La Cenicienta pertenece a tiempos difíciles para las mujeres. Ellas no podían aspirar a valerse por sí mismas sin fortuna propia (heredada de un varón). Sin oficio ni medios, una mujer sola estaba condenada a una vida de penurias. El matrimonio, aun infeliz, era una alternativa a la miseria. Por esto, un casamiento con un príncipe es la recompensa en los cuentos. La pobreza de Cenicienta no es un obstáculo: se piensa que una mujer bonita vale tanto como un hombre rico.

Aunque hoy en Occidente las mujeres son autosuficientes, Hollywood saca beneficios al cuento. Bastan retoques cosméticos. Está la Cenicienta colegiala, criada, camarera, periodista, prostituta… El príncipe es el artista exitoso, el militar condecorado, el tiburón financiero… que no devuelve la zapatilla sino que atiza con una fusta.

Una prueba de la pervivencia del cuento son las reposiciones de Pretty Woman en las televisiones (El hada madrina y el príncipe se reunifican en Richard Gere). En cualquier caso, la conclusión del relato es satisfactoria: el personaje deja atrás una vida complicada. Es difícil oponerse a un mensaje tan sencillo. Un final, aunque feliz, con el que los hombres no llegan a identificarse del todo. A las mujeres se les ha enseñado que el día más feliz de su vida es el de su boda. A los hombres se les ha enseñado, con chistes, que una boda es una ejecución. Cenicienta es un mito para las mujeres.

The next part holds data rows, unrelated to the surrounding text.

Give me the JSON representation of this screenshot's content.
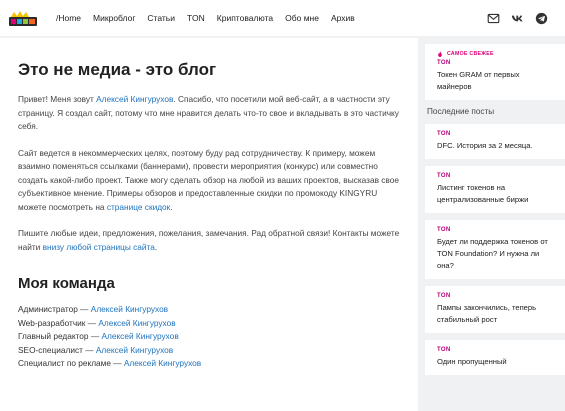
{
  "header": {
    "nav": [
      "/Home",
      "Микроблог",
      "Статьи",
      "TON",
      "Криптовалюта",
      "Обо мне",
      "Архив"
    ],
    "icons": [
      "mail-icon",
      "vk-icon",
      "telegram-icon"
    ]
  },
  "main": {
    "title": "Это не медиа - это блог",
    "para1": {
      "before": "Привет! Меня зовут ",
      "link": "Алексей Кингурухов",
      "after": ". Спасибо, что посетили мой веб-сайт, а в частности эту страницу. Я создал сайт, потому что мне нравится делать что-то свое и вкладывать в это частичку себя."
    },
    "para2": {
      "before": "Сайт ведется в некоммерческих целях, поэтому буду рад сотрудничеству. К примеру, можем взаимно поменяться ссылками (баннерами), провести мероприятия (конкурс) или совместно создать какой-либо проект. Также могу сделать обзор на любой из ваших проектов, высказав свое субъективное мнение. Примеры обзоров и предоставленные скидки по промокоду KINGYRU можете посмотреть на ",
      "link": "странице скидок",
      "after": "."
    },
    "para3": {
      "before": "Пишите любые идеи, предложения, пожелания, замечания. Рад обратной связи! Контакты можете найти ",
      "link": "внизу любой страницы сайта",
      "after": "."
    },
    "team_title": "Моя команда",
    "team": [
      {
        "role": "Администратор",
        "name": "Алексей Кингурухов"
      },
      {
        "role": "Web-разработчик",
        "name": "Алексей Кингурухов"
      },
      {
        "role": "Главный редактор",
        "name": "Алексей Кингурухов"
      },
      {
        "role": "SEO-специалист",
        "name": "Алексей Кингурухов"
      },
      {
        "role": "Специалист по рекламе",
        "name": "Алексей Кингурухов"
      }
    ],
    "dash": " — "
  },
  "sidebar": {
    "featured": {
      "badge": "САМОЕ СВЕЖЕЕ",
      "category": "TON",
      "title": "Токен GRAM от первых майнеров"
    },
    "recent_label": "Последние посты",
    "posts": [
      {
        "category": "TON",
        "title": "DFC. История за 2 месяца."
      },
      {
        "category": "TON",
        "title": "Листинг токенов на централизованные биржи"
      },
      {
        "category": "TON",
        "title": "Будет ли поддержка токенов от TON Foundation? И нужна ли она?"
      },
      {
        "category": "TON",
        "title": "Пампы закончились, теперь стабильный рост"
      },
      {
        "category": "TON",
        "title": "Один пропущенный"
      }
    ]
  },
  "colors": {
    "accent": "#1e73be",
    "category": "#b5007a",
    "badge": "#e0007a"
  }
}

El premio para Cenicienta sería un demérito para un personaje masculino. Un pobre que pretende a una mujer acaudalada es un cazafortunas. Se ve obligado a buscar un tesoro o matar a un monstruo para que consienta la relación el padre o hermano mayor de la pretendida. Así vende la ficción que el valor de un hombre sin dinero vale tanto como la fortuna de una mujer.

Estas historias están protagonizadas por emprendedores, no por sirvientes ni indeseados hijastros. Hay una idea perniciosa: Cenicienta recibe una ayuda mágica no solicitada. Aladino o Simbad reciben la ayuda de un genio encontrado en la aventura. El lugar de las niñas es la casa; el lugar de los niños, la calle.

Edmundo Dantés, futuro conde de Montecristo, sí está cercano a Cenicienta. En esta historia, el hada madrina es el viejo prisionero que revela al héroe dónde está su fortuna. Pero esta Cenicienta para hombres no es fácil de replicar.

La Cenicienta ha cambiado y cambiará. Edmundo Dantés no puede trasplantarse a Nueva York, 2016, sin haber pasado por la cárcel. La industria necesita mitos que puedan clonarse y adaptarse sin dificultad a los públicos. Así llegaron los superhéroes como alternativa, para los hombres, a los cuentos de hadas. Hulk, Spiderman, Ant Man… son las cenicientas de los hombres.

La Cenicienta apela al miedo femenino, arcaico, de enfrentarse sola a la vida. Los superhéroes apelan al miedo masculino, eterno, de la la debilidad física. En la infancia y la adolescencia ser menos fuerte que, más bajito que… ha asustado, inquietado, molestado a los hombres más que ser más tonto que… El miedo a la debilidad lleva a los gimnasios, al culto a los deportistas y a los superhéroes. No es raro que estos personajes sigan el esquema de La Cenicienta: de la debilidad a la fuerza pasando por la magia o un sustituto (habrá protestas: «El superhéroe sigue el viaje del héroe», dirán algunos. Pero el héroe parte a la aventura por propia iniciativa, como Ulises, Simbad o Luke Skywalker. No leemos que la Cenicienta parta a la aventura, aunque mostrará un interés en ir al baile).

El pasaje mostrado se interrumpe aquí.